Pertanto è rimasto da sempre una cultivar rossa tardiva, con moderato contenuto di zuccheri, maturazione difficoltosa e ottima acidità che permane durante la maturazione del frutto, caratteristica che l’esalta nelle versioni rifermentate in bottiglia.
Per questo, racconta il guru dei “Vini delle Sabbie” Mirco Mariotti, patron dell’omonima cantina con vigne a Lido di Pomposa, “nel 2006 provai a mettere sul mercato il nostro ‘vino quotidiano’; ma da subito si presentarono difficoltà pratiche: il ‘metodo ancestrale’ porta a un vino fragile; per cui decisi di affidarmi alla classica rifermentazione con tirage del vino base secco addizionato di mosto congelato dalla vendemmia”.

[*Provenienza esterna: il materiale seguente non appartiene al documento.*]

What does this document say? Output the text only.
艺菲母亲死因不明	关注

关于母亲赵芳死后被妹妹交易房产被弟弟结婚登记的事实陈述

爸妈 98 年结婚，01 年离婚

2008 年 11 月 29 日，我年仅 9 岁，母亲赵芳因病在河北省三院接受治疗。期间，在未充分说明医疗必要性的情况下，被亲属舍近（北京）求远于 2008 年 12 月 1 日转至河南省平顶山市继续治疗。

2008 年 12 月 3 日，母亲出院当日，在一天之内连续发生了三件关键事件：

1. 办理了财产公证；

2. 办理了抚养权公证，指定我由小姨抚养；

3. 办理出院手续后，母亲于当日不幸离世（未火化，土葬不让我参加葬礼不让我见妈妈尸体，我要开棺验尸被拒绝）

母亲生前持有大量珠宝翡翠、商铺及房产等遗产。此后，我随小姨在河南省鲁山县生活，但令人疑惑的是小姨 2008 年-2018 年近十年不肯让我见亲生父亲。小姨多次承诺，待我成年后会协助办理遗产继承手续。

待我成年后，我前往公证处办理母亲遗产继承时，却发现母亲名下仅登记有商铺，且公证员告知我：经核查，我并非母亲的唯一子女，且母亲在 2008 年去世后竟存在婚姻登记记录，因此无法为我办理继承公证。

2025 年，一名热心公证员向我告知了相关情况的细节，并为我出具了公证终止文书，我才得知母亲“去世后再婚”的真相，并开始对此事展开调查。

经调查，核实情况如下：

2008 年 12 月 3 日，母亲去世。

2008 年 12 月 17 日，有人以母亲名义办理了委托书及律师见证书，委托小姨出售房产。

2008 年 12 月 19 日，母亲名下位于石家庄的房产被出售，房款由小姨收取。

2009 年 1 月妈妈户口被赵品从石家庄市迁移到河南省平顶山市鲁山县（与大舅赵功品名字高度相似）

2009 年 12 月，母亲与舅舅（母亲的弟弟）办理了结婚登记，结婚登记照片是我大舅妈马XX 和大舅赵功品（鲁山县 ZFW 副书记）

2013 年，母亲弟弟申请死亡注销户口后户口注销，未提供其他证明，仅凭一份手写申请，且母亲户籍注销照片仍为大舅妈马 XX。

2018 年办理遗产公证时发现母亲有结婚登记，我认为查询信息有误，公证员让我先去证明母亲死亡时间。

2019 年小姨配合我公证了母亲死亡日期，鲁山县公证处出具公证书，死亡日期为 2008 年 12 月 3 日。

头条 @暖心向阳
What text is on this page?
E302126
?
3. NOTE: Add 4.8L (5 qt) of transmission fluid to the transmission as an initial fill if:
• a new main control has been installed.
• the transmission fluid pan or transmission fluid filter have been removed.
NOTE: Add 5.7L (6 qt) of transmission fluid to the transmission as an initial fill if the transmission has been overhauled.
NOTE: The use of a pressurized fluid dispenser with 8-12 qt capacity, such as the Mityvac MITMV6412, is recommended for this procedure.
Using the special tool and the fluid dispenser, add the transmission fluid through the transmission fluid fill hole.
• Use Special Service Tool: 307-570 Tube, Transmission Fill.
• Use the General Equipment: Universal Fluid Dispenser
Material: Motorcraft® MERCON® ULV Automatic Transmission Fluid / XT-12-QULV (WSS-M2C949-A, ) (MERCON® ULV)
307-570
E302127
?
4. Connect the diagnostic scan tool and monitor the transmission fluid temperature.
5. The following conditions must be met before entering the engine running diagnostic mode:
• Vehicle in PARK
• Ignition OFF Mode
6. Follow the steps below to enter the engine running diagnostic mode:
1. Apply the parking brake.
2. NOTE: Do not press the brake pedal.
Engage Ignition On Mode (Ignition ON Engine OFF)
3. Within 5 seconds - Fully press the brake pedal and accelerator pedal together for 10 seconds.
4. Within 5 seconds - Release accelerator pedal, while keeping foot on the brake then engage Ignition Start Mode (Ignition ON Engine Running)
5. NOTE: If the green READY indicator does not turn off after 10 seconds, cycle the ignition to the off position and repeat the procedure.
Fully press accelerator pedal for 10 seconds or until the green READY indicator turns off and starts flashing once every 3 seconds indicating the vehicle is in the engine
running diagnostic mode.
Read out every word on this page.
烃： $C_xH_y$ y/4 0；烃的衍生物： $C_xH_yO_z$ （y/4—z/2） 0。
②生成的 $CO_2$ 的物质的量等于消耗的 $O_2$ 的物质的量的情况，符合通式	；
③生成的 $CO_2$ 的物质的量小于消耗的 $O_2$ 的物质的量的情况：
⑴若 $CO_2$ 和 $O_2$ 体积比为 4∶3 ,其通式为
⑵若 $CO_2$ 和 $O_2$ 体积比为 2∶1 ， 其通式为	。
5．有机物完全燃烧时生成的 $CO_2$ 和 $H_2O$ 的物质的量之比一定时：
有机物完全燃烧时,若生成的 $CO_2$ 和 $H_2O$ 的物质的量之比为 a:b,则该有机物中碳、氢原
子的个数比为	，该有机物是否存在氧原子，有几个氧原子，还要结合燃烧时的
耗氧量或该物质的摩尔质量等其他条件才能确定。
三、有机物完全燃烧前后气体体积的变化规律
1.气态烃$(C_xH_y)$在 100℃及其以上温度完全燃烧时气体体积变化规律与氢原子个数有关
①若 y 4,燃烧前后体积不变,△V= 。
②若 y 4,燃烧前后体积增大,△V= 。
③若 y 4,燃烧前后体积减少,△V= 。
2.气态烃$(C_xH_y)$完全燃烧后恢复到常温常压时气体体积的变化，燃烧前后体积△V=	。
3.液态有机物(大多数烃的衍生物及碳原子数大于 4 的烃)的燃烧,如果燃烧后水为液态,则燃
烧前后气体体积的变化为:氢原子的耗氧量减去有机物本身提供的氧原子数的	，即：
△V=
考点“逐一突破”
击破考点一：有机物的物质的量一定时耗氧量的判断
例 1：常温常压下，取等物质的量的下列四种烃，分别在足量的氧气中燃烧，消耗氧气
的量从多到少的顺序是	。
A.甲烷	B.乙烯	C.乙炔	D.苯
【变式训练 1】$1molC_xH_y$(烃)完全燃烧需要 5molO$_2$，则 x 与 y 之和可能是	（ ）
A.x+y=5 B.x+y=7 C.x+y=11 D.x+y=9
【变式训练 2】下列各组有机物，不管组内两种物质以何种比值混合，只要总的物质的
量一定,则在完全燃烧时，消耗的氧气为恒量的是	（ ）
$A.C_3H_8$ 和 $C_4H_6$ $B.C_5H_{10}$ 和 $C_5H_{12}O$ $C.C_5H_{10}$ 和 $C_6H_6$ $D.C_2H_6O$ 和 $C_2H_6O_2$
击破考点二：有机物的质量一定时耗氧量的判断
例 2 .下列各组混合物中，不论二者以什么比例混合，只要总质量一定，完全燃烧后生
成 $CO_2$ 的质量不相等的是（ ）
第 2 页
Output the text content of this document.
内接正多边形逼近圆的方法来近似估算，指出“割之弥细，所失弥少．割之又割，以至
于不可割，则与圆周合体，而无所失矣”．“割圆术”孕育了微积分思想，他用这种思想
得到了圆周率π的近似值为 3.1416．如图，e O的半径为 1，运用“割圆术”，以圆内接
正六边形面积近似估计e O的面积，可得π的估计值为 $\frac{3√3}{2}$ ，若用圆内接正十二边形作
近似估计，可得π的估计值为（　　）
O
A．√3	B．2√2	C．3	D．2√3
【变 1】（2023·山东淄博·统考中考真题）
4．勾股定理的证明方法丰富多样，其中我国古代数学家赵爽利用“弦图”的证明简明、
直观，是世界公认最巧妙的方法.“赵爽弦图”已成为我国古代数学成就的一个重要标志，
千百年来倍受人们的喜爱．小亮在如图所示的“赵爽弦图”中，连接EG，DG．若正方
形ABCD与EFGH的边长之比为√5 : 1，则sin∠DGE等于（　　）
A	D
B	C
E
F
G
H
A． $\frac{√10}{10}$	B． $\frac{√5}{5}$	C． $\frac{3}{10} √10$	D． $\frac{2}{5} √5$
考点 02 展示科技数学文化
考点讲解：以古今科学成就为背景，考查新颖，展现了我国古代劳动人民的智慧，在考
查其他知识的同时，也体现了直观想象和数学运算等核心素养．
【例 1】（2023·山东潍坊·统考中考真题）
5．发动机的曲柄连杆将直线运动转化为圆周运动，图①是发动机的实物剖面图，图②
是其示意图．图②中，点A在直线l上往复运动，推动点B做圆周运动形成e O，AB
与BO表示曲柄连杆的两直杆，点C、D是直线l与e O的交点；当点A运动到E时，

Negli anni, passione per Fortana e bollicine hanno indotto Mariotti a varare anche un metodo classico; inoltre, con il Consorzio Pescatori di Goro, ha messo a punto un protocollo di “affinamento dinamico” dello spumante sott’acqua, chiamato Symbiosis, crescono insieme.
Tra le etichette prodotte da Mariotti, forse la più varietale ed espressiva è la croccante Fortana dell’Emilia Igp frizzante Surliè!.
Malbo Gentile; buccia spessa e scura, grappolo spargolo: questi gli atout
Pur importante per la viticoltura modenese e reggiana, sulle origini di questa varietà non si sa quasi nulla mancando documentazioni; al di là di ipotesi fantasiose come quelle di una sua origine californiana, o di una sua – poi smentita – parentela con il Malbech.
Dal 1995 è iscritta al Registro Nazionale delle Varietà di Vite. Tra i suoi principali cultori, l’azienda Terraquilia di Guiglia (Mo). “Una delle cose a cui teniamo di più – chiosano Romano e Giorgia Mattioli, titolari della cantina – sono le tradizioni dei nostri luoghi, che includono anche la viticoltura. Perciò abbiamo voluto recuperare questa antica cultivar”.
Il Malbo Gentile ama terreni magri, trovando nella fascia pedecollinare appenninica il suo habitat d’elezione.
Non essendo auto impollinatore, necessita di essere vitato accanto ad altre varietà.
Sensibile alla peronospora per il suo ampio fogliame, ha grappolo piramidale-allungato e spargolo; tratto quest’ultimo che lo rende resistente al marciume; gli acini sono ricchi di antociani, pruinosi, un poco aromatici; avendo buccia spessa, ben si presta anche all’appassimento.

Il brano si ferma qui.